The railroad crossing at Dinky Avenue was permanently closed in July at the request of the California Public Utilities Commission and Union Pacific Railroad. Both groups as well as the city were concerned about vehicle and pedestrian safety due to the deteriorating asphalt and lack of signage at the unrestricted crossing.
Design changes included upgrading a chain-link fence to a wrought iron fence and eliminating a previously proposed street light at the intersection of Dinky and Highway 174.
Councilmember Suzanne Roberts suggested the change in fencing.
“I didn’t like the fact that (the chain-link fence) looked like concertina wire,” Roberts explained.
The city and California Public Utilities Commission made the decision to remove the light after a final review meeting. The California Public Utilities Commission, not Caltrans, has the regulatory authority to make the ultimate decision about the placement of a light
With the design finalized, the city plans to seek bids for the project in December or January.
Block grant program
Council members officially revised the city’s Community Development Block Grant (CDBG) program to allow more flexibility.
Until recently, funds from the city’s grant Income Reuse Plan – in other words, revenue from previous CDBG projects in the city – could only be used for activities like housing rehabilitation and business lending.
As of April 2010, the city is eligible to petition the program to fund other activities that would benefit Colfax residents.
After receiving approval, the council voted in May to transfer $180,000 from the city’s approximately $291,000 in uncommitted program income to the municipal pool rehabilitation project.
Members of a new ad hoc parks committee presented the group’s research findings to the council.
Originally formed by the Weimar-Applegate-Colfax Municipal Advisory Council, the group has evolved into a citizen committee that aims to increase opportunities for casual recreation like dog parks, picnic grounds and greenways in “the heart of Gold Country,” or the area between Applegate and Gold Run, while also protecting open space from development, explained committee member Nancy Hagman.
“We want to continue to be able to enjoy our quality of life, but more importantly, we want to preserve it for future generations,” Hagman said.
Next up, the group hopes to conduct a parks survey, identifying volunteer, community and nonprofit organizations that could aid its goal, and create relationships with government groups.
Alpine pointed out that the city already adopted a 2006 master plan study that identified parks, but the county has yet to adopt the document, which includes park areas outside city limits.
If approved, findings from the parks committee could be used to update the study.
Council members recommended that the group address how maintenance would be funded after the parks are built, and whether citizens would be willing to pay an assessment fee.
“I think it’s a good start and I’m glad this group has picked up the ball,” Alpine said. “I agree (park space) is a cornerstone of economic development.

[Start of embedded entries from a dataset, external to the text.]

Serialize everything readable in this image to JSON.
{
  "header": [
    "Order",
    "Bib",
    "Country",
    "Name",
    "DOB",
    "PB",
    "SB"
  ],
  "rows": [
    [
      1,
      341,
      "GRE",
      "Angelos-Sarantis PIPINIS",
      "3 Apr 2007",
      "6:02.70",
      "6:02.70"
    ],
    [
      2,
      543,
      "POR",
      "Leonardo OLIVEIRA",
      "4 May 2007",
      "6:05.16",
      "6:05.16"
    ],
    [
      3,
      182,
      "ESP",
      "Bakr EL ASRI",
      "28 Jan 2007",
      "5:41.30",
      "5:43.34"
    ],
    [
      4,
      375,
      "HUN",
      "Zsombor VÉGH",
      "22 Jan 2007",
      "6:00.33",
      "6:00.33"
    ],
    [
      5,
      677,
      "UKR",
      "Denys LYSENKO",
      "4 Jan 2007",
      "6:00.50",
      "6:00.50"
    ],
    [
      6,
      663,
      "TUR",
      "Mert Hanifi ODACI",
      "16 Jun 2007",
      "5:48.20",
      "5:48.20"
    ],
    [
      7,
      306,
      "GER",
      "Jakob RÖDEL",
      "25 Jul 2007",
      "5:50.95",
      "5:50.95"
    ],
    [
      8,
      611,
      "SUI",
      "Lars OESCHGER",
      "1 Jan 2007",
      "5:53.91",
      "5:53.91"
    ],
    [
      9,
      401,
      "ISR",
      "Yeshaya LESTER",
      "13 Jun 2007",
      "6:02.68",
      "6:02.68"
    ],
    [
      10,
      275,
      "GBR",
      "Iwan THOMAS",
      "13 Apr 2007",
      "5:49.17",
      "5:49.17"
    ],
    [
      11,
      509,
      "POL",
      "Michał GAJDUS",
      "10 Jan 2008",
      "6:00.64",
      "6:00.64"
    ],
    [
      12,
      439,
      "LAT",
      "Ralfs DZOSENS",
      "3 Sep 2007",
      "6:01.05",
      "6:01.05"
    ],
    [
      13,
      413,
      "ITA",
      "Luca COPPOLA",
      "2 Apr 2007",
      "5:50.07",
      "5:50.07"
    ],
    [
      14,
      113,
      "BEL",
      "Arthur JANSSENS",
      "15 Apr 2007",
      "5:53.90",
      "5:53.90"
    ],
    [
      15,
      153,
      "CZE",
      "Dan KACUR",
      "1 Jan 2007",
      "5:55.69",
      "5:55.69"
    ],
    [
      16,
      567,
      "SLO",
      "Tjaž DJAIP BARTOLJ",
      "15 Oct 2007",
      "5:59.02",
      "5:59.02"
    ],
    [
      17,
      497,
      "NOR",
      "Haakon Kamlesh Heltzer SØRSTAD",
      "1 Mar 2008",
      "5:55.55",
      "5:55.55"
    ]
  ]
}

People decide to locate a business here or move here for a certain type of lifestyle – an active, foothills lifestyle.”
In other action:
· Placer County Sheriff’s Lt. Troy Minton-Sander was honored for his work at the Colfax substation. Minton-Sander is leaving Colfax after a promotion from sergeant to lieutenant.
· The council also recognized the Colfax Area Historical Society for contributions to Colfax, including its role in increasing tourism.
“There have been 30,000 people to come through the museum. That’s 30,000 people who have visited downtown Colfax since (the museum) opened,” said Mayor Josh Alpine.